Curiosity. On the other hand, if any travel is announced to planet Mars, we must demand first from NASA to send "again" astronauts to the Moon and make them to come back. Only if NASA proves that it has enough technology to "repeat" the former trips to the Moon, then an attempt of traveling to planet Mars might be possible. Otherwise, the whole thing about traveling to Mars is a hoax.
We can't grow humans without humans. - - - Updated - - - YOu shouldn't have watched Interstellar five times.....
Theyre looking at worlds like ours to find other people like us in the universe. Your poll is a joke.
This one took way too long to get the point across. How about we let you have another crack at it? Try to make it a one-liner.
Yes, my comments probably sound as though I am anti-NASA and anti-space exploration in general. I am not. It is imperative that we explore space and possibly find another habitable planet. It all starts with locating these exoplanets that resemble Earth in size and are the proper distance from their host Sun to possibly allow life to survive. I am for spending tax dollars on this. The only issue is to put these discoveries in perspective. There is no conspiracy about preparing us regular folks for the fact the government has knowledge about alien Worlds already. This is worth saying and repeating..at the moment, there is no evidence of life outside of our planet. The closest we have are small microbes residing in our troposphere. That's it. Life has yet to be found elsewhere. That does not mean there is no life, we just haven't found it yet. We have found exoplanets that might allow life to survive..if there was life in the first place. There is no evidence of that yet. We need to continue exploring, I am in total agreement with this. I just don't get all hyped up just yet. Ok, we found an exoplanet, let's improve our technology and search for evidence of actual life.

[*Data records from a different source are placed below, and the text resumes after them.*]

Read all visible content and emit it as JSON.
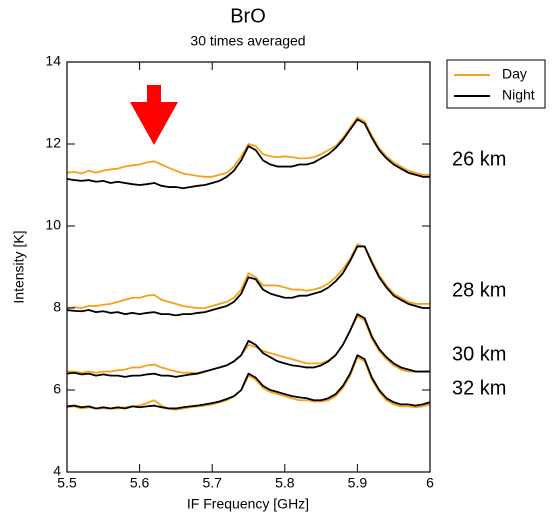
{
  "chart_data": {
    "type": "line",
    "title": "BrO",
    "subtitle": "30 times averaged",
    "x_label": "IF Frequency [GHz]",
    "y_label": "Intensity [K]",
    "xlim": [
      5.5,
      6
    ],
    "ylim": [
      4,
      14
    ],
    "xticks": [
      5.5,
      5.6,
      5.7,
      5.8,
      5.9,
      6
    ],
    "yticks": [
      4,
      6,
      8,
      10,
      12,
      14
    ],
    "legend": "outside-top-right",
    "altitude_labels": [
      "26 km",
      "28 km",
      "30 km",
      "32 km"
    ],
    "x": [
      5.5,
      5.51,
      5.52,
      5.53,
      5.54,
      5.55,
      5.56,
      5.57,
      5.58,
      5.59,
      5.6,
      5.61,
      5.62,
      5.63,
      5.64,
      5.65,
      5.66,
      5.67,
      5.68,
      5.69,
      5.7,
      5.71,
      5.72,
      5.73,
      5.74,
      5.75,
      5.76,
      5.77,
      5.78,
      5.79,
      5.8,
      5.81,
      5.82,
      5.83,
      5.84,
      5.85,
      5.86,
      5.87,
      5.88,
      5.89,
      5.9,
      5.91,
      5.92,
      5.93,
      5.94,
      5.95,
      5.96,
      5.97,
      5.98,
      5.99,
      6
    ],
    "series": [
      {
        "name": "Day",
        "color": "#f5a21b",
        "lines": [
          {
            "values": [
              11.3,
              11.32,
              11.28,
              11.35,
              11.3,
              11.35,
              11.38,
              11.4,
              11.45,
              11.48,
              11.5,
              11.55,
              11.58,
              11.5,
              11.42,
              11.35,
              11.28,
              11.25,
              11.22,
              11.2,
              11.2,
              11.25,
              11.3,
              11.45,
              11.7,
              12.0,
              11.95,
              11.75,
              11.7,
              11.68,
              11.7,
              11.68,
              11.65,
              11.65,
              11.68,
              11.75,
              11.85,
              11.95,
              12.15,
              12.4,
              12.65,
              12.55,
              12.2,
              11.9,
              11.7,
              11.55,
              11.45,
              11.35,
              11.3,
              11.25,
              11.25
            ]
          },
          {
            "values": [
              8.0,
              8.02,
              8.0,
              8.05,
              8.05,
              8.08,
              8.1,
              8.15,
              8.2,
              8.25,
              8.25,
              8.3,
              8.32,
              8.2,
              8.15,
              8.1,
              8.05,
              8.02,
              8.0,
              8.0,
              8.05,
              8.1,
              8.15,
              8.25,
              8.45,
              8.85,
              8.75,
              8.55,
              8.55,
              8.55,
              8.5,
              8.45,
              8.45,
              8.42,
              8.45,
              8.5,
              8.6,
              8.75,
              8.95,
              9.2,
              9.55,
              9.5,
              9.15,
              8.8,
              8.55,
              8.35,
              8.25,
              8.15,
              8.1,
              8.1,
              8.1
            ]
          },
          {
            "values": [
              6.45,
              6.45,
              6.42,
              6.45,
              6.42,
              6.45,
              6.45,
              6.48,
              6.5,
              6.55,
              6.55,
              6.6,
              6.62,
              6.55,
              6.5,
              6.45,
              6.42,
              6.42,
              6.42,
              6.45,
              6.5,
              6.55,
              6.6,
              6.7,
              6.85,
              7.1,
              7.05,
              6.95,
              6.9,
              6.85,
              6.8,
              6.75,
              6.7,
              6.65,
              6.65,
              6.65,
              6.72,
              6.85,
              7.1,
              7.45,
              7.8,
              7.7,
              7.25,
              6.95,
              6.75,
              6.6,
              6.5,
              6.45,
              6.45,
              6.45,
              6.45
            ]
          },
          {
            "values": [
              5.58,
              5.6,
              5.55,
              5.58,
              5.55,
              5.55,
              5.55,
              5.55,
              5.58,
              5.6,
              5.62,
              5.68,
              5.75,
              5.62,
              5.55,
              5.52,
              5.55,
              5.58,
              5.6,
              5.62,
              5.65,
              5.7,
              5.75,
              5.85,
              6.0,
              6.35,
              6.25,
              6.05,
              5.95,
              5.9,
              5.85,
              5.8,
              5.75,
              5.75,
              5.72,
              5.72,
              5.75,
              5.85,
              6.05,
              6.35,
              6.8,
              6.7,
              6.25,
              5.95,
              5.75,
              5.65,
              5.6,
              5.6,
              5.58,
              5.6,
              5.65
            ]
          }
        ]
      },
      {
        "name": "Night",
        "color": "#000000",
        "lines": [
          {
            "values": [
              11.15,
              11.12,
              11.1,
              11.12,
              11.08,
              11.1,
              11.05,
              11.08,
              11.05,
              11.02,
              11.0,
              11.02,
              11.05,
              10.98,
              10.95,
              10.95,
              10.92,
              10.95,
              10.98,
              11.0,
              11.05,
              11.1,
              11.2,
              11.35,
              11.6,
              11.95,
              11.85,
              11.6,
              11.5,
              11.45,
              11.45,
              11.45,
              11.5,
              11.5,
              11.55,
              11.65,
              11.75,
              11.9,
              12.1,
              12.35,
              12.6,
              12.5,
              12.15,
              11.85,
              11.65,
              11.5,
              11.4,
              11.3,
              11.25,
              11.2,
              11.2
            ]
          },
          {
            "values": [
              7.95,
              7.93,
              7.92,
              7.95,
              7.9,
              7.92,
              7.88,
              7.9,
              7.85,
              7.88,
              7.85,
              7.88,
              7.9,
              7.85,
              7.85,
              7.82,
              7.85,
              7.85,
              7.88,
              7.9,
              7.95,
              8.0,
              8.05,
              8.15,
              8.35,
              8.75,
              8.7,
              8.45,
              8.35,
              8.3,
              8.25,
              8.25,
              8.3,
              8.3,
              8.35,
              8.4,
              8.5,
              8.65,
              8.85,
              9.15,
              9.5,
              9.5,
              9.1,
              8.75,
              8.5,
              8.3,
              8.2,
              8.1,
              8.05,
              8.0,
              8.0
            ]
          },
          {
            "values": [
              6.4,
              6.42,
              6.38,
              6.4,
              6.35,
              6.38,
              6.35,
              6.35,
              6.32,
              6.35,
              6.35,
              6.38,
              6.4,
              6.35,
              6.35,
              6.32,
              6.35,
              6.38,
              6.4,
              6.45,
              6.5,
              6.55,
              6.6,
              6.7,
              6.85,
              7.2,
              7.1,
              6.9,
              6.8,
              6.7,
              6.65,
              6.6,
              6.58,
              6.55,
              6.55,
              6.6,
              6.7,
              6.85,
              7.1,
              7.45,
              7.85,
              7.75,
              7.3,
              7.0,
              6.8,
              6.65,
              6.55,
              6.5,
              6.45,
              6.45,
              6.45
            ]
          },
          {
            "values": [
              5.6,
              5.62,
              5.58,
              5.6,
              5.55,
              5.58,
              5.55,
              5.58,
              5.55,
              5.6,
              5.58,
              5.6,
              5.62,
              5.58,
              5.55,
              5.55,
              5.58,
              5.6,
              5.62,
              5.65,
              5.68,
              5.72,
              5.78,
              5.85,
              6.0,
              6.4,
              6.3,
              6.1,
              6.0,
              5.95,
              5.9,
              5.85,
              5.82,
              5.8,
              5.75,
              5.75,
              5.8,
              5.9,
              6.1,
              6.4,
              6.85,
              6.75,
              6.3,
              6.0,
              5.8,
              5.7,
              5.65,
              5.65,
              5.62,
              5.65,
              5.7
            ]
          }
        ]
      }
    ]
  }
}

The problem with this whole subject is that it is devoid of all titillation. We can't have it right now, and once we get it, it will require huge amounts of effort to keep it viable. Yecch!

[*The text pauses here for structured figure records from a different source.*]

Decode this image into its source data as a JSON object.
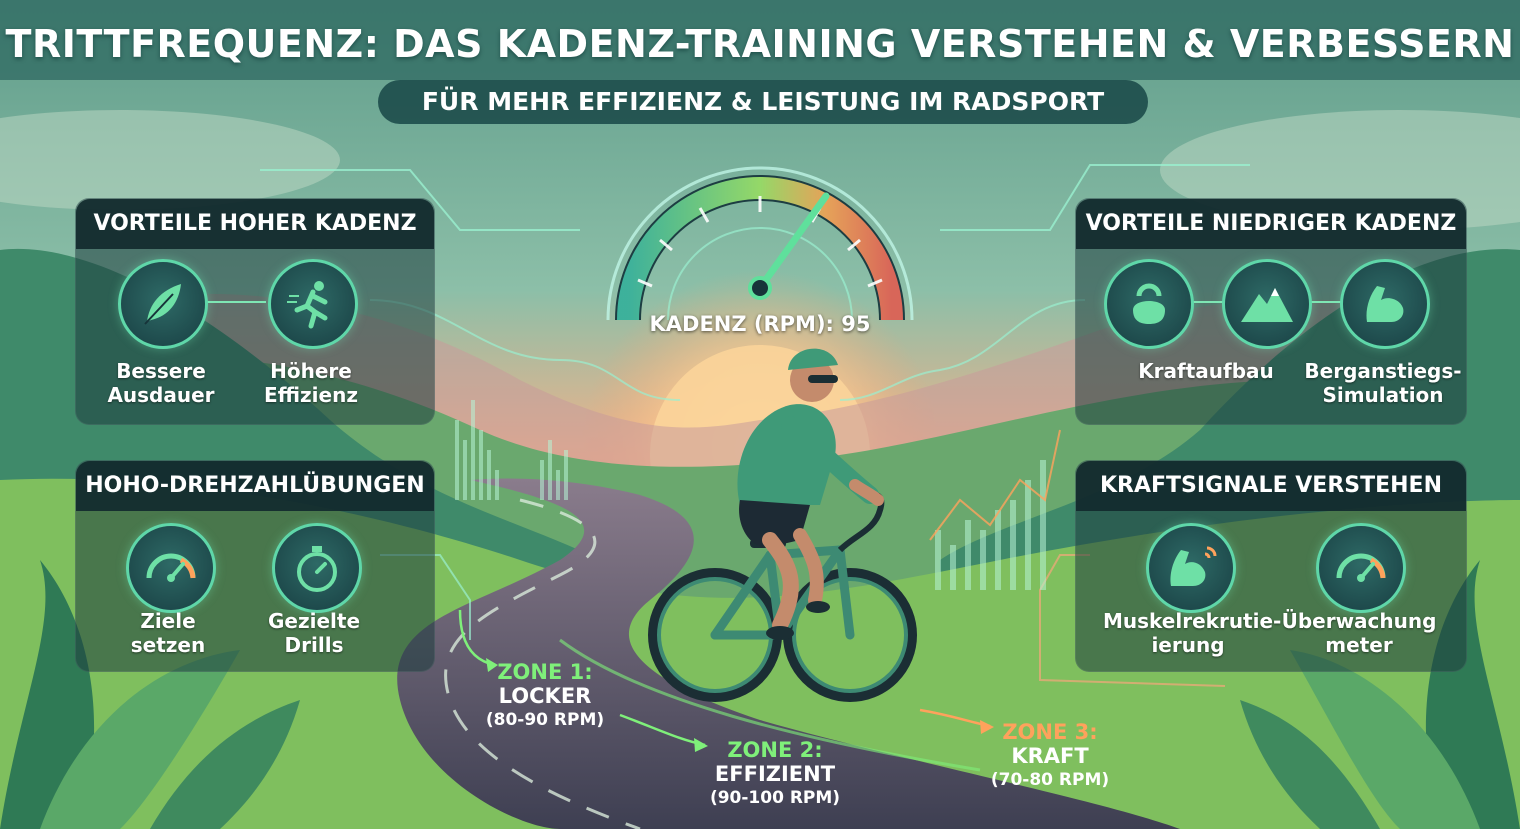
{
  "header": {
    "title": "TRITTFREQUENZ: DAS KADENZ-TRAINING VERSTEHEN & VERBESSERN",
    "subtitle": "FÜR MEHR EFFIZIENZ & LEISTUNG IM RADSPORT"
  },
  "gauge": {
    "label": "KADENZ (RPM): 95",
    "value": 95
  },
  "panels": {
    "high_cadence": {
      "title": "VORTEILE HOHER KADENZ",
      "items": [
        {
          "icon": "feather-icon",
          "label_line1": "Bessere",
          "label_line2": "Ausdauer"
        },
        {
          "icon": "running-person-icon",
          "label_line1": "Höhere",
          "label_line2": "Effizienz"
        }
      ]
    },
    "drills": {
      "title": "HOHO-DREHZAHLÜBUNGEN",
      "items": [
        {
          "icon": "speedometer-icon",
          "label_line1": "Ziele",
          "label_line2": "setzen"
        },
        {
          "icon": "stopwatch-icon",
          "label_line1": "Gezielte",
          "label_line2": "Drills"
        }
      ]
    },
    "low_cadence": {
      "title": "VORTEILE NIEDRIGER KADENZ",
      "items": [
        {
          "icon": "kettlebell-icon",
          "label_line1": "Kraftaufbau",
          "label_line2": ""
        },
        {
          "icon": "mountain-icon",
          "label_line1": "",
          "label_line2": ""
        },
        {
          "icon": "flexed-arm-icon",
          "label_line1": "Berganstiegs-",
          "label_line2": "Simulation"
        }
      ]
    },
    "power_signals": {
      "title": "KRAFTSIGNALE VERSTEHEN",
      "items": [
        {
          "icon": "muscle-signal-icon",
          "label_line1": "Muskelrekrutie-",
          "label_line2": "ierung"
        },
        {
          "icon": "power-meter-icon",
          "label_line1": "Überwachung",
          "label_line2": "meter"
        }
      ]
    }
  },
  "zones": [
    {
      "name": "ZONE 1:",
      "desc": "LOCKER",
      "range": "(80-90 RPM)",
      "color": "#7ff07a"
    },
    {
      "name": "ZONE 2:",
      "desc": "EFFIZIENT",
      "range": "(90-100 RPM)",
      "color": "#7ff07a"
    },
    {
      "name": "ZONE 3:",
      "desc": "KRAFT",
      "range": "(70-80 RPM)",
      "color": "#ffa25c"
    }
  ],
  "colors": {
    "accent_green": "#5fd7a9",
    "zone_green": "#7ff07a",
    "zone_orange": "#ffa25c",
    "panel_dark": "#122a2e"
  }
}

You correctly point out if we find a habitable planet we have no way of getting there. This indicates we had better not make this on uninhabitable, or we are just another species gone extinct. Maybe you want that or don't care. So I suggest we agree to do something to stop doing what we are doing that we do not want to do. Then I provide a brief analysis of the illogical acts we've committed to get where we are. What brought religion into your mind? Why is your statement I replied to you forgotten?

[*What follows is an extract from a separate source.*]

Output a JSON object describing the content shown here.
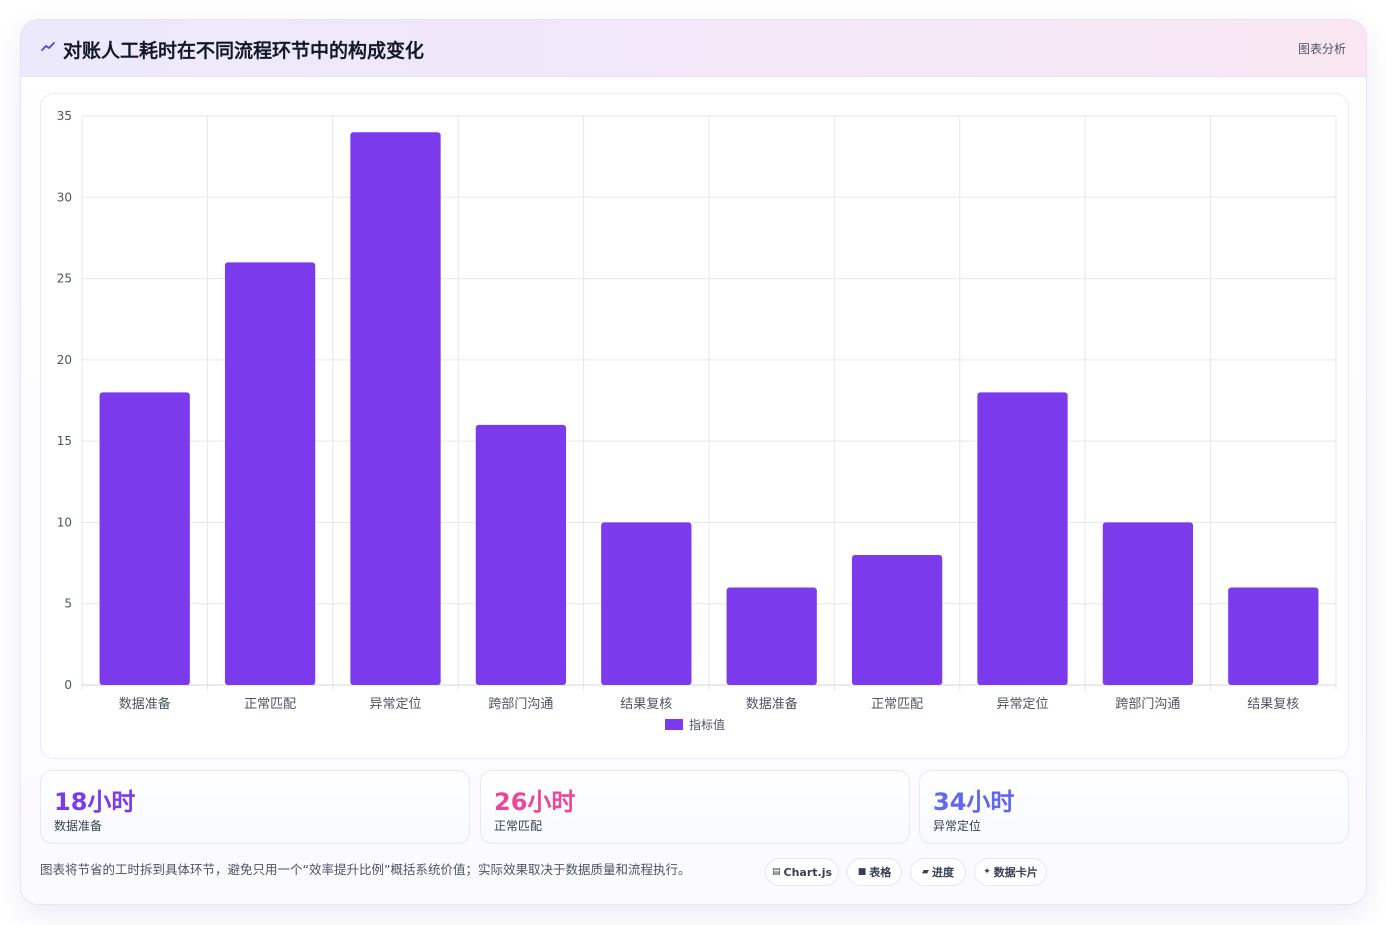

Two reasons... #1. And Earthlike Planet would most likely support life. #2. Humanity will one day grow in numbers to great for the Earth to support alone. AboveAlpha
I didn't even mention a wormhole.. I was going off of if we actually had to put a space ship out there and sail it the whole way to another solar system.. granted, by the time it got there, humanity on earth would likely be gone for a long time at that point, which is why I say AI will have to be the ones raising new humans which the AI creates from human sperm and eggs. As far as worm holes go, I do believe science has discovered them, but they are on a quantum level, and they disappear almost as instantaneously as they are formed.. science has no way of amplifying that worm hole and knows no way to keep one open for longer than what would be on a nano-second scale (that we know of).
Right.. most people also don't work around science every day.. I install and service electron microscopes as an engineer, so I like to live in the world of real science.